Everything I had seen so far indicated that the greatest threat to Lady Vivian Beaconsfield lay in her own troubled mind. Even the obnoxious half-brother had never responded to her physical attacks in kind. Still, ultimately, any woman’s safety lay in her income.
“Pawn shops,” I told the cat. Its paw went still for a moment as it thought the matter over, then went on. Time for me to do the same.
Chapter Nine
THE PROBLEM OF TRUNK TELEPHONE calls from the depths of Surrey proving insurmountable, I ended up sending Holmes a cable from the village: COULD USE YOUR HELP AM RETURNING TO LONDON R.
If he was bored, this would give him an excuse to drop everything and perform one of his miraculous self-conjuring tricks, that he might be leaning with utter insouciance against a stanchion at Waterloo when I got down from the train. If he did have something going on, be it amongst the hives, in the laboratory, or buried in some dusty archive, my choice of words told him it could wait.
Unfortunately, without Mrs Hudson, a telegram might sit for days on the step before anyone took notice.

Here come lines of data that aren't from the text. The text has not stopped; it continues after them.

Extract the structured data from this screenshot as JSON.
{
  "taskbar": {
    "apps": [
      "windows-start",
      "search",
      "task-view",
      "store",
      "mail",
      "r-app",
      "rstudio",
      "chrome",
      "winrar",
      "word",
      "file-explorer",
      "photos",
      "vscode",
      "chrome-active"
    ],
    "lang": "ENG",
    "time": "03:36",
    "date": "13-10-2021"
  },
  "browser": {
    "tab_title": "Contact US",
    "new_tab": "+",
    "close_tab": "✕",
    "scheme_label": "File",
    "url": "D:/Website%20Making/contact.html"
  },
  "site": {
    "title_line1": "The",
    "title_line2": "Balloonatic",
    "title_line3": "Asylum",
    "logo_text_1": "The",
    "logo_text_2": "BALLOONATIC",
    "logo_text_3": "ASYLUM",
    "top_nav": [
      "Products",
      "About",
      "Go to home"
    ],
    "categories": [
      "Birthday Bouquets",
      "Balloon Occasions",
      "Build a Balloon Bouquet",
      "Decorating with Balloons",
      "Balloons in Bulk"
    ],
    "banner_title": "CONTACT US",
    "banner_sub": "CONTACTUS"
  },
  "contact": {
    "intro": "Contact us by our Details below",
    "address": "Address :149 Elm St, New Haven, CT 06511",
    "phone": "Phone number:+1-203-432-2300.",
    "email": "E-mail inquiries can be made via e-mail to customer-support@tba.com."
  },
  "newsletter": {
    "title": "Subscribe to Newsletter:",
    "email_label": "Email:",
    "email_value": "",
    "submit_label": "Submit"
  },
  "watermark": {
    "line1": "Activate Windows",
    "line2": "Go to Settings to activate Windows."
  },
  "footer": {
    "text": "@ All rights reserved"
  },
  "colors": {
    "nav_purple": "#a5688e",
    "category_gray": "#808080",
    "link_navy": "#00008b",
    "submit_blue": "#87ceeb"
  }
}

I used the post office’s pen to mark up one of the photographs, and on my way through the railway station, showed a pair of them to all and sundry. One had Vivian au naturel. On the other I had drawn a moustache, darkened her hair, and coarsened her eyebrows, then cropped the edges to make it feel like a different image entirely. The ticket agent knew her, but he’d lived in Selwick a long time. A conductor thought he possibly recognised the young man, but it had been raining on Friday, so…
I found an unoccupied First Class compartment, and settled in.
When Holmes had a spell of thinking to do, he would build a cushion nest before the fire and work his way through a heap of his most disgusting tobacco. I, however, had never found combustion inspiring, and preferred to meditate on objects with more substance than a dart of flames or a wisp of smoke: a lengthy walk, the lick of waves on a shore, a solitary train journey.
The countryside went by: cropped grassland, farms, hedgerows, the back gardens in towns. For all the attention I paid, I might as well have been travelling through Stockholm as Surrey.
It is War time. A sensitive young woman is hit by two hard losses and a seismic change in the structure of her small corner of the aristocracy. Yes, the nation is in turmoil, but so is her private world: father and brother dead, her family’s domestic arrangements turned upside-down. Her much older half-brother, frustrated by his reduced circumstances and its resultant life in the country, finds himself living cheek-by-jowl with a difficult young woman he barely knows. A flighty and fragile girl who turns out to be not only unbalanced, but—the family must suspect it—a lesbian, unwilling to be caught by a husband.
So, faced with this difficult yet financially solvent person, why not simply lock her away? As far as the Marquess is concerned, “the gel’s” inheritance is rightfully his—after all, didn’t her mother replace his as the Marchioness? Surely his stepmother’s money should be regarded as part of the larger estate? She’d had no right to assign her money to the girl of the family, not when the heir was in need of it. In any event, Vivian was too mad to take care of her own inheritance, wasn’t she? Perhaps everything would be simplified if she just…went away.
The rich June countryside gave way to London sprawl, my thoughts and mood growing as stained as the buildings that closed around me. It was a good thing that Holmes was not leaning against a stanchion when I climbed down from the train compartment. Had he been, I would surely have heaped my ninety minutes of dark thoughts upon his male head, as a convenient representative of his half of the race.